Сойдутся два мужика и давай друг дружке на ушко. А после один брательнику шепнет, другой жинку пужнет, та куме брякнет – и ползут слухи, ползут! Страшненькие слухи: мол, взбеленилась свет-барыня, лютует, аки дикий зверь каркаладил. На кол сажает, живьем кожу сдирает; порванным ноздрям да отрезанным ушам счету нет, а уж порка – то за милость господскую почитай! Вот глаза не выкалывает, языки не рвет, что нет, то нет. Потому – без глаз да без языка слову и делу урон, а оно, слово-то и дело, – царское…

Все – что ни сделай, что ни скажи, как ни взгляни – все у барыни могло за провинность сойти.

И еще говорили, это совсем тихо: до мужского пола барыня жадная сделалась, полюбовников уж сколько поменяла, да все – из благородных, хоть и отощавших фамилий. А барыня-то богата несметно, вот и куражится. Возьмет к себе молодого, а наскучит – прогонит с позором, другого сыщет.

Доходили эти слухи и до Фроськи, но интересовали ее мало. Свое бы житье терпеть дал Бог сил.

Она терпела. Переживать было недосуг, мечтать тоже, да и не оставалось на это мо?чи. Еще до рассвета вскакивала и принималась за работу, глубокой ночью падала, ровно мертвая. Лишь изредка – отчего-то всегда в полнолуние – заснуть не могла, и тогда вставала она, шла к единственной подружке, корове Ласточке, гладила той морду.

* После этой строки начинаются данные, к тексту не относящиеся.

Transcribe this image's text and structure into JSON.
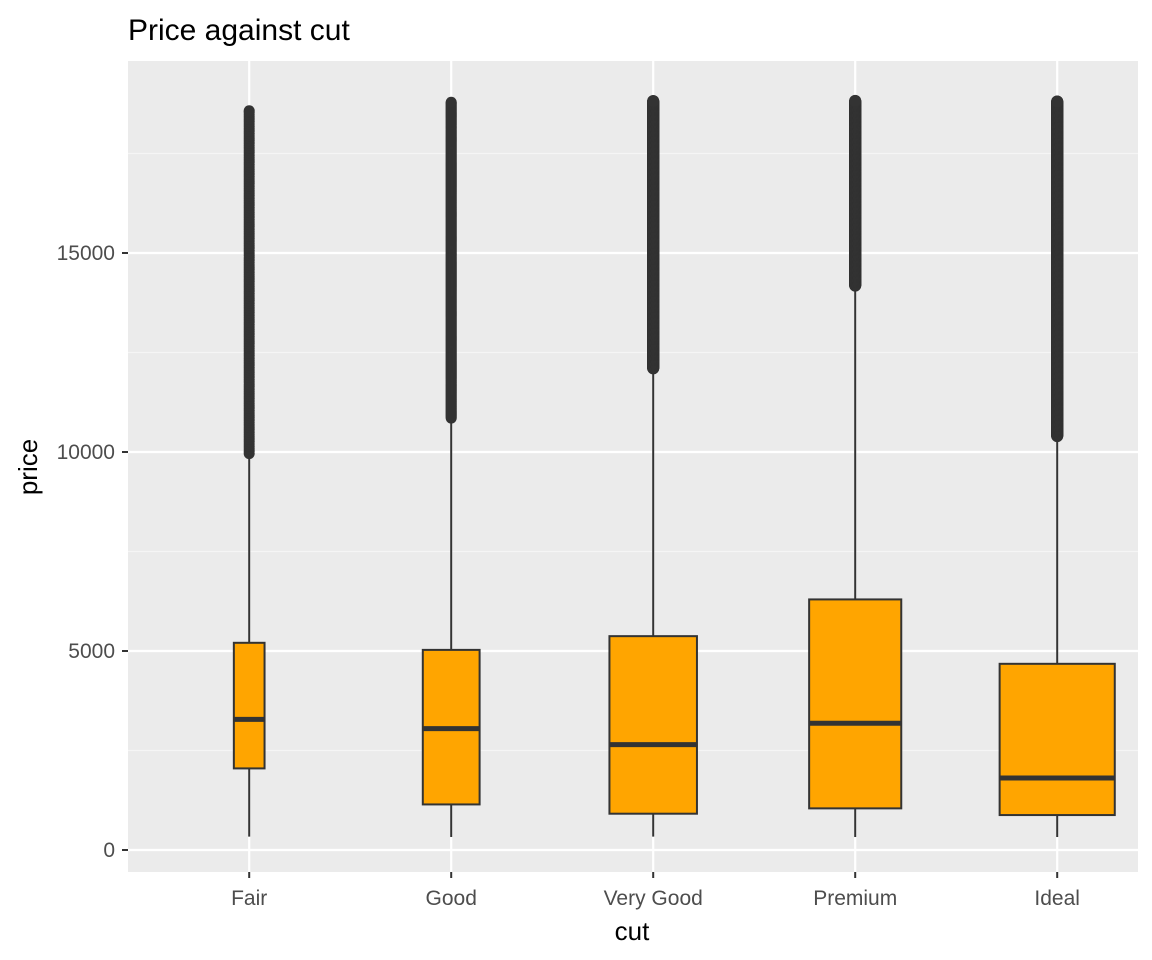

Корова вздыхала, а во Фроськиной голове проносились видения. Смутно – возвращение тятеньки, бравого солдата. Чуть яснее – как будто вызволяет ее, сиротинушку, из этой неволи маменькин Карла-марла. Вовсе ясно – зима, статный сероглазый красавец зюзя и его тоненькая, словно тростинка, невеста… Почему-то именно так виделись девочке ее давние спасители…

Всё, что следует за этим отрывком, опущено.